Much research has been conducted to incorporate feedback controller into ILC. Among them, the ILC method combined with model predictive control (MPC), referred to as iterative learning model predictive control (ILMPC), has attracted much attention due to their applicability to constrained multivariable control problems in the process industry. The main purpose of the ILMPC method is to track an entire reference trajectory at every time step of the operation. However, the entire reference trajectory is not always relevant for many practical applications such as the robotic “pick and place” task, crane control, rapid thermal process, and chemical batch reactor. The errors at certain time points are only relevant, and regulating the system at the time points of interest is the point-to-point (PTP) tracking problem.

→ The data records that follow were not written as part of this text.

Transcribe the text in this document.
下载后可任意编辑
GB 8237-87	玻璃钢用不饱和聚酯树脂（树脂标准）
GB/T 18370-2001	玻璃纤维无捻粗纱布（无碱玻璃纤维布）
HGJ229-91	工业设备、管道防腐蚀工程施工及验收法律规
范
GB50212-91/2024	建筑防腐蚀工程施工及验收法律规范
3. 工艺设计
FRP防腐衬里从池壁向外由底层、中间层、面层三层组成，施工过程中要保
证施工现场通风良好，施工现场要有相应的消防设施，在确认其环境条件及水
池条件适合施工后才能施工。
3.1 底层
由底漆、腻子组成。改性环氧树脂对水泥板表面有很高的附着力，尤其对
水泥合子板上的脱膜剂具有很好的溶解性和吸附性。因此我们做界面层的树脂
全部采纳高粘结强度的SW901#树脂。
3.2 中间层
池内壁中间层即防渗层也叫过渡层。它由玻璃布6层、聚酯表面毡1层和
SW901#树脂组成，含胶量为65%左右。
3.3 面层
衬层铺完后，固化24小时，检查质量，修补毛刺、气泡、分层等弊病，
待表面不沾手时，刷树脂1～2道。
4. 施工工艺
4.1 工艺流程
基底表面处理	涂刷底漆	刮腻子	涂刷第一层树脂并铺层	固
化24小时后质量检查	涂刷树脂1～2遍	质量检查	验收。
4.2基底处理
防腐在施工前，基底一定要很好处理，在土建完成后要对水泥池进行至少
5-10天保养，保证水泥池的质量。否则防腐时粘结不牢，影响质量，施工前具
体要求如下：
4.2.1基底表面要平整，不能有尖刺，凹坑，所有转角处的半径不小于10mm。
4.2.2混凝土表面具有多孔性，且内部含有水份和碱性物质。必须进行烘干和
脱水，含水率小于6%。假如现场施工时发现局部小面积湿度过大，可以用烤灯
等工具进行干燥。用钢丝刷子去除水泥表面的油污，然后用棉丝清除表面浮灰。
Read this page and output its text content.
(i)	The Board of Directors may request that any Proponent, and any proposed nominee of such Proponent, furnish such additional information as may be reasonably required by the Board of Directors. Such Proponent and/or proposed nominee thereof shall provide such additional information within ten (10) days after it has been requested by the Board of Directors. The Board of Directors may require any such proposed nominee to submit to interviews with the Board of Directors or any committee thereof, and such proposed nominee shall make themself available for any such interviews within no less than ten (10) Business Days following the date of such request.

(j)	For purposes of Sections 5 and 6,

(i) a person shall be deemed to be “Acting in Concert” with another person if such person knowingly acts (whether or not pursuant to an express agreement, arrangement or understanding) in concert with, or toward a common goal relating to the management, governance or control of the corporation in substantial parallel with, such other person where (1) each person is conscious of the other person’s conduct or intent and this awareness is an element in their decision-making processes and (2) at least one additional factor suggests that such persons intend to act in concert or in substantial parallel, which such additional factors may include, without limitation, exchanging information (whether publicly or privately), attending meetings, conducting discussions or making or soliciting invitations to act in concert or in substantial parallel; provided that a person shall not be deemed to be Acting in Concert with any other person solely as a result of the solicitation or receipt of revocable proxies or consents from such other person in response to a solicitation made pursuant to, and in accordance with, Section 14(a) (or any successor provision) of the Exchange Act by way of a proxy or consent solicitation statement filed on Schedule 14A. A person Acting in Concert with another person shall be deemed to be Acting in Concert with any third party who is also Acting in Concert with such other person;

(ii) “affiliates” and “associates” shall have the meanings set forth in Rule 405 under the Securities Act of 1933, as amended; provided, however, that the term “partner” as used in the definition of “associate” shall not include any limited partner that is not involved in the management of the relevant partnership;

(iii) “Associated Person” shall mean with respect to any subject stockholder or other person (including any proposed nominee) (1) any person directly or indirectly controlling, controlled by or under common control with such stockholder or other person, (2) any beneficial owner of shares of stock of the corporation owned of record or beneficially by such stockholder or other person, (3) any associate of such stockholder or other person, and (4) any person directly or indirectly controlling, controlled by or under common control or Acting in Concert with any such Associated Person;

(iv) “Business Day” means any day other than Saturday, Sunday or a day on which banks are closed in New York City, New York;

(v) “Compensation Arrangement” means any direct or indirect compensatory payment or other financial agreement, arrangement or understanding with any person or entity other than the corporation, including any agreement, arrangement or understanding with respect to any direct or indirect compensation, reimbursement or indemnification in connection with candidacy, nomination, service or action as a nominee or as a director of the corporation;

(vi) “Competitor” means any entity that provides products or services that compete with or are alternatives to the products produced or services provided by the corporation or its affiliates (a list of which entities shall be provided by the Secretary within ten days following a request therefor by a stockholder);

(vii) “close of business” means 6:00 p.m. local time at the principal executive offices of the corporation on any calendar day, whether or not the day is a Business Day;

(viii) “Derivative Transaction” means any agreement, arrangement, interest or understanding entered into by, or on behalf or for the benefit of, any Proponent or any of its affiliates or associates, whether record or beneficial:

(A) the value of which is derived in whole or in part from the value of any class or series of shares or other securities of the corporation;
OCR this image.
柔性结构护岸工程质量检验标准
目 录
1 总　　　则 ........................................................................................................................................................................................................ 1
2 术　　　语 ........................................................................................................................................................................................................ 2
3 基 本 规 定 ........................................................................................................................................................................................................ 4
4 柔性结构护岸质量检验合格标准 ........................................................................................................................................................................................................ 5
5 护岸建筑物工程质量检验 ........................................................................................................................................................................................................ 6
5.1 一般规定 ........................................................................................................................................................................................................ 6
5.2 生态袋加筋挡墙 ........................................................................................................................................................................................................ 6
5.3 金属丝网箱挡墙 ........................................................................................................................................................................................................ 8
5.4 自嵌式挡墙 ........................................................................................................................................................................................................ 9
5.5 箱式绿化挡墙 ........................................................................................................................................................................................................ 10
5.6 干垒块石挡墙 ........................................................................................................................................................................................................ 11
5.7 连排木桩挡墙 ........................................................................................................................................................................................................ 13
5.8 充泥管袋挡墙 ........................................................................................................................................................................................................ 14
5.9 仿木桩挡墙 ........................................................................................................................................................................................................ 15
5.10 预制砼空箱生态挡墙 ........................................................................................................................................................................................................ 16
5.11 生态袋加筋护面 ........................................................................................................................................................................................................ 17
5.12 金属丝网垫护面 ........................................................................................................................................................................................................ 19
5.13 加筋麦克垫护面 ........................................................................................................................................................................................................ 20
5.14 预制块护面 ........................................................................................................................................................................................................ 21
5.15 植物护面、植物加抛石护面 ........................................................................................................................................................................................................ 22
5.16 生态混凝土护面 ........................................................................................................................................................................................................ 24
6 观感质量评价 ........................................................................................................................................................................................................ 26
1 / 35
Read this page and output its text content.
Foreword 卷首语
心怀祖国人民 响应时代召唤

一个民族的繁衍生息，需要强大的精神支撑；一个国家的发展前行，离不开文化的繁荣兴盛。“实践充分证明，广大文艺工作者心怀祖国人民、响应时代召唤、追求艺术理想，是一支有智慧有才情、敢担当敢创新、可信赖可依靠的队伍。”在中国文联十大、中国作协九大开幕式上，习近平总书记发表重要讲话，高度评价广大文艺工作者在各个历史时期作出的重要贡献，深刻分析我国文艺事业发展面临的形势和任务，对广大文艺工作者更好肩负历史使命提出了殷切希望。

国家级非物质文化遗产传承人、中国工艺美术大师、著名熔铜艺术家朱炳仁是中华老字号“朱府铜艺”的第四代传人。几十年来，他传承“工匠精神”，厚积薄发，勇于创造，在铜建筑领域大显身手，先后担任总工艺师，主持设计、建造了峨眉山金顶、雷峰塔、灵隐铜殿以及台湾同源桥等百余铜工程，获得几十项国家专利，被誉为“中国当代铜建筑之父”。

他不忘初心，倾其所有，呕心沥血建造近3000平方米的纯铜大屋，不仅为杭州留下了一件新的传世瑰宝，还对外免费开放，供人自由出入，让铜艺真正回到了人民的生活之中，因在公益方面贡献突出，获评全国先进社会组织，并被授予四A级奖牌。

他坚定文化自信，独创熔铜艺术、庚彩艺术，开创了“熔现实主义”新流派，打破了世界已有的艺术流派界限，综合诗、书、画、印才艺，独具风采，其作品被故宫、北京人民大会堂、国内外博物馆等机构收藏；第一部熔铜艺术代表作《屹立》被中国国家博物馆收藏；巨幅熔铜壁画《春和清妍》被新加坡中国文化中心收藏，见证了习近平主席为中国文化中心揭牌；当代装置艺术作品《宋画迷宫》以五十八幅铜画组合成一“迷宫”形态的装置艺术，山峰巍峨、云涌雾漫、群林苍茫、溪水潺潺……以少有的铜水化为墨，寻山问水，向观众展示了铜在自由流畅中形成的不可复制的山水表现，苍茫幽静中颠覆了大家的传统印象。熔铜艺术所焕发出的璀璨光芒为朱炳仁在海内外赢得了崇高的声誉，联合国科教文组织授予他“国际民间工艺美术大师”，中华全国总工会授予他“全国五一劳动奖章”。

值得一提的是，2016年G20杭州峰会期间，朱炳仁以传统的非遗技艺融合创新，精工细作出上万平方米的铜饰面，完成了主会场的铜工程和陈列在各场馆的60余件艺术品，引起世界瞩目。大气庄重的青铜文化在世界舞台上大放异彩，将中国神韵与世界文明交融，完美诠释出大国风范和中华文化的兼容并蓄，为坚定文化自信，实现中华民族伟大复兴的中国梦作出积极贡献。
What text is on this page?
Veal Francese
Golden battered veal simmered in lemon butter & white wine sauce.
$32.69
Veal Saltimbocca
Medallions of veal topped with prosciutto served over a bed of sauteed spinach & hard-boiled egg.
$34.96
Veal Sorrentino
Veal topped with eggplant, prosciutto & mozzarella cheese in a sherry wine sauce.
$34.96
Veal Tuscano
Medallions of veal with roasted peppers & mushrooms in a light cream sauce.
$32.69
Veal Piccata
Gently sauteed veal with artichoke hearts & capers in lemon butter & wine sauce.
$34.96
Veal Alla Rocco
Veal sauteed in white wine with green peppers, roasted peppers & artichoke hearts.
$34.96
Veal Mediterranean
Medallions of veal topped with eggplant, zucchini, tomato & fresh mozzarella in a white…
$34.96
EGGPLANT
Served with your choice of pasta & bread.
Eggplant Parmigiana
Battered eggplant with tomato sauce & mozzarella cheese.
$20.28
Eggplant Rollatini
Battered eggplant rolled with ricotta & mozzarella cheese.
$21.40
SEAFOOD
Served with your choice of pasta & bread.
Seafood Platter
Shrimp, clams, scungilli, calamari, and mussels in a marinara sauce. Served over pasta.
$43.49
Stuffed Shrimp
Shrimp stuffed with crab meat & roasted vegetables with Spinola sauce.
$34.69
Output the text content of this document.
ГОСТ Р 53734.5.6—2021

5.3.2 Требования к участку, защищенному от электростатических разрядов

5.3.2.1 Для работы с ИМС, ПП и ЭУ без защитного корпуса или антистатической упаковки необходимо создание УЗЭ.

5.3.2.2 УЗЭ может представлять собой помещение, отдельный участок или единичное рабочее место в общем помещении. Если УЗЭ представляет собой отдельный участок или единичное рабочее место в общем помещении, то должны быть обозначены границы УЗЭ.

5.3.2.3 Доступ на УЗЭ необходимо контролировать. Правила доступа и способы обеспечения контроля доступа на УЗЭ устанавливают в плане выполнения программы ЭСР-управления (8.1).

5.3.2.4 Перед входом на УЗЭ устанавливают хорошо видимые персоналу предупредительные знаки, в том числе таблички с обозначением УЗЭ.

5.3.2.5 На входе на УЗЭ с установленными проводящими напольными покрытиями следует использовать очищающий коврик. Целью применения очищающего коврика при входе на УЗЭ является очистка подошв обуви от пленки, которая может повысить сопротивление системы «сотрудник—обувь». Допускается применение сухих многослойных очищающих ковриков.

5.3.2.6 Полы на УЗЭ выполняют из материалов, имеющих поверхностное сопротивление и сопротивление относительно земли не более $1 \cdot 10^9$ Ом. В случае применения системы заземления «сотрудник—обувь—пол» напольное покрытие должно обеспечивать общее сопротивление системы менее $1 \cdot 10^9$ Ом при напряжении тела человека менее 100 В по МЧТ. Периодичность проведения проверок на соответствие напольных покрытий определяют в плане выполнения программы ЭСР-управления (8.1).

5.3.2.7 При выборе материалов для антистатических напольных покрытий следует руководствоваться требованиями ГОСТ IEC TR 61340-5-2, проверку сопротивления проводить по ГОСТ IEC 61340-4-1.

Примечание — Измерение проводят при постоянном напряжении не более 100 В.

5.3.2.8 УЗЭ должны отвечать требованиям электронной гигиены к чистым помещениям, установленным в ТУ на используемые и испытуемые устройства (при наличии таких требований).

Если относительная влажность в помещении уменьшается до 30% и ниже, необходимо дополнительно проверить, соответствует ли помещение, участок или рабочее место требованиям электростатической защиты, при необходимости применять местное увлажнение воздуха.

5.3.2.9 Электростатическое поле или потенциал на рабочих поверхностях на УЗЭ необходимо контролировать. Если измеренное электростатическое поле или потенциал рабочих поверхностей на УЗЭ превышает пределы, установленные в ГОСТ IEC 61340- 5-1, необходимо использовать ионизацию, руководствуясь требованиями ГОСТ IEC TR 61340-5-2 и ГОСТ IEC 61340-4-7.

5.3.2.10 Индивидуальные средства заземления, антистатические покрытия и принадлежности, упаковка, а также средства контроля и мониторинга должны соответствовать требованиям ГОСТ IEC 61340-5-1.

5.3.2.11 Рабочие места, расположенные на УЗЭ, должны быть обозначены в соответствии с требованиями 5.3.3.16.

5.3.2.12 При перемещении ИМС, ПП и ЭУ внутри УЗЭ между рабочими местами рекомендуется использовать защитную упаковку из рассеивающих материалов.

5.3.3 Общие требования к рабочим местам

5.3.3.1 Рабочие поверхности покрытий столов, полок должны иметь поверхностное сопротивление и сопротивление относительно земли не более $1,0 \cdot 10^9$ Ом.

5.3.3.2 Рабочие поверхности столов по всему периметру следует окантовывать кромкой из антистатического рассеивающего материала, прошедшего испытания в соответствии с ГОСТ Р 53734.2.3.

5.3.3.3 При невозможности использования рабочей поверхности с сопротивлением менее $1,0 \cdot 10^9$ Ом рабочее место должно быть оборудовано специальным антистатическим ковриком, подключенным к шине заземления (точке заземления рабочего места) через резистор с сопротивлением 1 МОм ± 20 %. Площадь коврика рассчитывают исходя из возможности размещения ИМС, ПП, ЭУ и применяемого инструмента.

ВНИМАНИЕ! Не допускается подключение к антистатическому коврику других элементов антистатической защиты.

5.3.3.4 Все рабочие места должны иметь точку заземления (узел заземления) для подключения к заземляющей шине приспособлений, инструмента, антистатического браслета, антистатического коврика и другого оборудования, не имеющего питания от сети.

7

For real-time feedback control of PTP tracking problem, we propose a PTP ILC method combined with MPC, called point-to-point iterative learning model predictive control (PTP ILMPC). Unlike general tracking problems, PTP tracking problems have output errors at desired time points only. Thus, conventional feedback controller cannot be used for PTP tracking problems because it requires output errors at every time step as the real-time feedback. The proposed PTP ILMPC uses state variables instead of output errors of each time step as feedback signals and minimizes the output errors at the specified time points in the future time window. Thus, it can be applied using the desired reference points without an arbitrary reference trajectory that passes through the desired reference points. The proposed method can seamlessly handle tracking, quality control, and constraints handling problems with a single controller. This study also presents the nominal and robust stability analyses of the proposed method.